In reality, great operations engineers are best equipped to help incorporate operational excellence into all practices. After all they have years of experience supporting every new wave of technology – from Mainframes to Microservices. What must change, however, is how their expertise is developed and shared.
“The important thing to remember is that automation is simply a tool or method for achieving the goal. It, like any other facet of DevOps, has to be part of a broader cultural shift and mindset.”
Toyota assembly line process Andon cord. Any worker could stop the line.
“…preserving world-class reliability, availability, and security.” – Gene Kim
The First Way emphasizes the performance of the entire system, as opposed to the performance of a specific silo of work or department — this as can be as large a division (e.g., Development or IT Operations) or as small as an individual contributor (e.g., a developer, system administrator).
Think about the position of the support center: How does it work as part of the entire value stream?
The outcomes of putting the First Way into practice include never passing a known defect to downstream work centers, never allowing local optimization to create global degradation, always seeking to increase flow, and always seeking to achieve profound understanding of the system (as per Deming).

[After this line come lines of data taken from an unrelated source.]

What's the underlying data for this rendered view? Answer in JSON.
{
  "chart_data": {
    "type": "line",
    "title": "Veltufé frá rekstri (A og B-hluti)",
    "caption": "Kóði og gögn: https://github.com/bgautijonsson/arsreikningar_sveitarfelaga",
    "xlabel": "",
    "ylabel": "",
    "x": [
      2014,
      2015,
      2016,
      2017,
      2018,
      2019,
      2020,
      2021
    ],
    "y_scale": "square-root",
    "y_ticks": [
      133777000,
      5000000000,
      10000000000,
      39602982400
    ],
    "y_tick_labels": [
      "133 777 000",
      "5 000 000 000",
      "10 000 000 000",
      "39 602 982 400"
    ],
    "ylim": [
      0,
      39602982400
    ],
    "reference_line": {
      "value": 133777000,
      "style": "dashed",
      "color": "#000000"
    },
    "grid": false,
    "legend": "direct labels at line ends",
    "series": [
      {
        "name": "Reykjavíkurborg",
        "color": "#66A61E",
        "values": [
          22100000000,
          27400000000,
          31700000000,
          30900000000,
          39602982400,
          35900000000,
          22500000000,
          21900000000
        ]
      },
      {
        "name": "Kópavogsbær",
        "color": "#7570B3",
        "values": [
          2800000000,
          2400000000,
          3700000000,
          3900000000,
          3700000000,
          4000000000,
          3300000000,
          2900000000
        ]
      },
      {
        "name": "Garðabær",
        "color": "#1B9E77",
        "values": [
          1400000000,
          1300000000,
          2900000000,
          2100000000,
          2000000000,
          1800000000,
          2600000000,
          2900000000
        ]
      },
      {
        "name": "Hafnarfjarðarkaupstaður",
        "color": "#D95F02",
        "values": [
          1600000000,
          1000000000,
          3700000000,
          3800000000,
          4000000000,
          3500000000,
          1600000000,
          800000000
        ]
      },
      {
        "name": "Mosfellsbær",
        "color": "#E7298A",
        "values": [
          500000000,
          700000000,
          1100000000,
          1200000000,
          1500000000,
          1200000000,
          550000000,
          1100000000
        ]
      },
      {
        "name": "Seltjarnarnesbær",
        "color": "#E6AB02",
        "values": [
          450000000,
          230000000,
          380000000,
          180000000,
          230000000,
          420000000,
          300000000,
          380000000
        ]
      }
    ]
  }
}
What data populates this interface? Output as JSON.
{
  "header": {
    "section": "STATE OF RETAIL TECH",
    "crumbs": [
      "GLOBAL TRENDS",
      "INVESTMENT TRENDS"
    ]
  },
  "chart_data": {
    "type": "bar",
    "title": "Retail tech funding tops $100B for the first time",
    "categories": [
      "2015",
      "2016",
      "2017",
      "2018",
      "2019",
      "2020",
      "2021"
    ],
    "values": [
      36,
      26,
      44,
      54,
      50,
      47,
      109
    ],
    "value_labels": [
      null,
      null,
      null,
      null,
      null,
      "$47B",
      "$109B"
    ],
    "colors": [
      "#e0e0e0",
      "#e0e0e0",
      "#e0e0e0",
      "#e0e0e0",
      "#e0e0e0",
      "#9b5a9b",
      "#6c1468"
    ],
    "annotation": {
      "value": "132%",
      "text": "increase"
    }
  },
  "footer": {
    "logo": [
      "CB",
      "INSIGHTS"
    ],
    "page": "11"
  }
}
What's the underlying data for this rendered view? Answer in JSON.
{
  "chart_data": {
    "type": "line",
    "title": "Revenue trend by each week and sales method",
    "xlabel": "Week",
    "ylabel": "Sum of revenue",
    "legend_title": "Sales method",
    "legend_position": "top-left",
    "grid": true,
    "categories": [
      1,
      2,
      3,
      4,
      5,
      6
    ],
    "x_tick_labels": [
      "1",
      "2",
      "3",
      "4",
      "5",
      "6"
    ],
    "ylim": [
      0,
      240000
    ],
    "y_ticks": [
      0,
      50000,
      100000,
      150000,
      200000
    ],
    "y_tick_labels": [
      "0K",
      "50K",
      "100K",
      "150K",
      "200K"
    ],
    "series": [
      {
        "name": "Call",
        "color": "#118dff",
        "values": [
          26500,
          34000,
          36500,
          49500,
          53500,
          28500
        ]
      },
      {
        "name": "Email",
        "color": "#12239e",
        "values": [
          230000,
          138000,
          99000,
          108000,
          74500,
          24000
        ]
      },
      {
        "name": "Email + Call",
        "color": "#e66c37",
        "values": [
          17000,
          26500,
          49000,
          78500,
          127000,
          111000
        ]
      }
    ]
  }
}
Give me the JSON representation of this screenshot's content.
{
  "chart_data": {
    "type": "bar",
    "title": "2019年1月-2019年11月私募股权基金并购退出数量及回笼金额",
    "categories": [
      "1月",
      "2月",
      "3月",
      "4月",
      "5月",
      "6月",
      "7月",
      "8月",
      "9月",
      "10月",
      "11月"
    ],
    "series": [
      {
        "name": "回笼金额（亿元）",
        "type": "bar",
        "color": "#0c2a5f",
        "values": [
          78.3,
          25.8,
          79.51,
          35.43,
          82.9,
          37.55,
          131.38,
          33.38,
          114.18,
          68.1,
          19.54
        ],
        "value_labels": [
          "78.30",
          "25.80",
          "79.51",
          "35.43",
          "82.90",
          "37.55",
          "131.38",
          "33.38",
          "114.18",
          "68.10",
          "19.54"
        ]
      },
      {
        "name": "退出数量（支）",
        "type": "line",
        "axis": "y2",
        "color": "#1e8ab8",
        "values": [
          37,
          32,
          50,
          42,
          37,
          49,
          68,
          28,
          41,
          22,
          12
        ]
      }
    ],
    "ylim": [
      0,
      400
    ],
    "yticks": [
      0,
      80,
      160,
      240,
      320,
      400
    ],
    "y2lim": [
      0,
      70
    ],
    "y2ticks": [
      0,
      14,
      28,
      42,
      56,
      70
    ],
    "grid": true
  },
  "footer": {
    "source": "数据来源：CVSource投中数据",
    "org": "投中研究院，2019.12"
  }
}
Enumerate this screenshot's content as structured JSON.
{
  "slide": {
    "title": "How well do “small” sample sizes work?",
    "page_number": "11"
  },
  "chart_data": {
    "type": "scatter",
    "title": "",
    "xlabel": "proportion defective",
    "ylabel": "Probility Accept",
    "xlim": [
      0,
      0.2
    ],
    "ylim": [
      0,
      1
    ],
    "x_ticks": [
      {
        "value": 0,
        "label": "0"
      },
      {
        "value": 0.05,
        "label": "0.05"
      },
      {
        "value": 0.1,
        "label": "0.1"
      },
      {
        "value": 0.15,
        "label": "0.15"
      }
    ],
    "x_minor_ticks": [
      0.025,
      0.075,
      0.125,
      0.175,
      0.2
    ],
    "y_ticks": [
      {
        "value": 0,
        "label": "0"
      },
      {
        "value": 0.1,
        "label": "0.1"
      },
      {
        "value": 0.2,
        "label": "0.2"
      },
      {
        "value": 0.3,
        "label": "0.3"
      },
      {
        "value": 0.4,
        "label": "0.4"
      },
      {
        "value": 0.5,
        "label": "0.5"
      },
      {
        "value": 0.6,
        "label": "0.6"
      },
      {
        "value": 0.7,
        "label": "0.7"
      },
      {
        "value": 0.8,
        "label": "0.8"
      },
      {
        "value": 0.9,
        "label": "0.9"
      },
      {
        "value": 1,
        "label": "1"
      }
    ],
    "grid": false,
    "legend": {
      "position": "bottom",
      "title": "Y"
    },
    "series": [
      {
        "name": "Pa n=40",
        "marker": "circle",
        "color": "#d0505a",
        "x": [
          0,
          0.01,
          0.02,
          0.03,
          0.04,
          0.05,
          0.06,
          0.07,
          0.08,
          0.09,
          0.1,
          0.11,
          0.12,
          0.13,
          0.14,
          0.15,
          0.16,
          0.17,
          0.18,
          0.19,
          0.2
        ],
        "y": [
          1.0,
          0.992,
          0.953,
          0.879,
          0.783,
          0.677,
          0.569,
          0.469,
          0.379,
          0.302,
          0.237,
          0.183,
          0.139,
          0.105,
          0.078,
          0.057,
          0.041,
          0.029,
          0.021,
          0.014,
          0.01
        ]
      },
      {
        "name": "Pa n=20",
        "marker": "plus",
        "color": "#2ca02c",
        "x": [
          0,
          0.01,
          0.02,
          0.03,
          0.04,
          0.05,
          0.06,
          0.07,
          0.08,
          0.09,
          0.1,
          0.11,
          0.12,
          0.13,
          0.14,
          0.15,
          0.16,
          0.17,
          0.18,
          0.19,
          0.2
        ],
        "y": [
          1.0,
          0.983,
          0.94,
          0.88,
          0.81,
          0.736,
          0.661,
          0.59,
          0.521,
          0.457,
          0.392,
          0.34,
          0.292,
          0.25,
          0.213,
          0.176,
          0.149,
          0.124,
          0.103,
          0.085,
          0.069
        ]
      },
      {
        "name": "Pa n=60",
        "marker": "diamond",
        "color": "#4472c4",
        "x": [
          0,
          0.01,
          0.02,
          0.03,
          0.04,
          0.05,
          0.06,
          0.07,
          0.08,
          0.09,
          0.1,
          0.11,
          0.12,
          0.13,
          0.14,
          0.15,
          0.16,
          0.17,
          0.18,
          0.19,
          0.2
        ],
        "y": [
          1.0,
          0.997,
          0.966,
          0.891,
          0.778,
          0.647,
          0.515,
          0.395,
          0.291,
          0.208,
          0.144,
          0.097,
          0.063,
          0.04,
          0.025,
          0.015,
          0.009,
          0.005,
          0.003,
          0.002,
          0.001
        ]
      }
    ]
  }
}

The goal of almost any process improvement initiative is to shorten and amplify feedback loops so necessary corrections can be continually made.
The outcomes of the Second Way include understanding and responding to all customers, internal and external, shortening and amplifying all feedback loops, and embedding knowledge where we need it.
The Third Way is about creating a culture that fosters two things: continual experimentation, taking risks and learning from failure; and understanding that repetition and practice is the prerequisite to mastery.
Does this remind anyone of something else? Related to knowledge management, perhaps? KCS, maybe? Could you not say Use It, Flag It, Fix It, Add It about the rapid development of software?
What if there were rapid feedback loops to the other groups that produced almost immediate remediation and improvement?
What is the customer experience like if you have a fabulous service desk and crummy products? Have you ever bought something that was really substandard and gotten good service when you returned it?
Consider the Voice of the Customer. When you solicit feedback, listen to it, decide what to do about it, and then do that. Gathering information or data about how well you are doing is meaningless unless what you learn is being put into practice.
The culture of blame is prevalent in the world of service and support. Frank Zappa said, “Without deviation from the norm, progress is not possible.” I worked at a genetics laboratory for 10 years. I can tell you that without deviation from the norm, progress is not possible. So when someone goes off-script, makes a mistake, suggests something that doesn’t work out – you need to analyze what worked, what didn’t, and how to do it better next time, not say, it’s Bob’s fault, or chime in with Bart Simpson and say “I didn’t do it”.
It’s simple, but certainly not easy. It requires a large cultural shift—exactly the type of cultural shift DevOps is intended to accomplish.
Any framework or methodology is largely what you make of it, and none is going to solve every problem.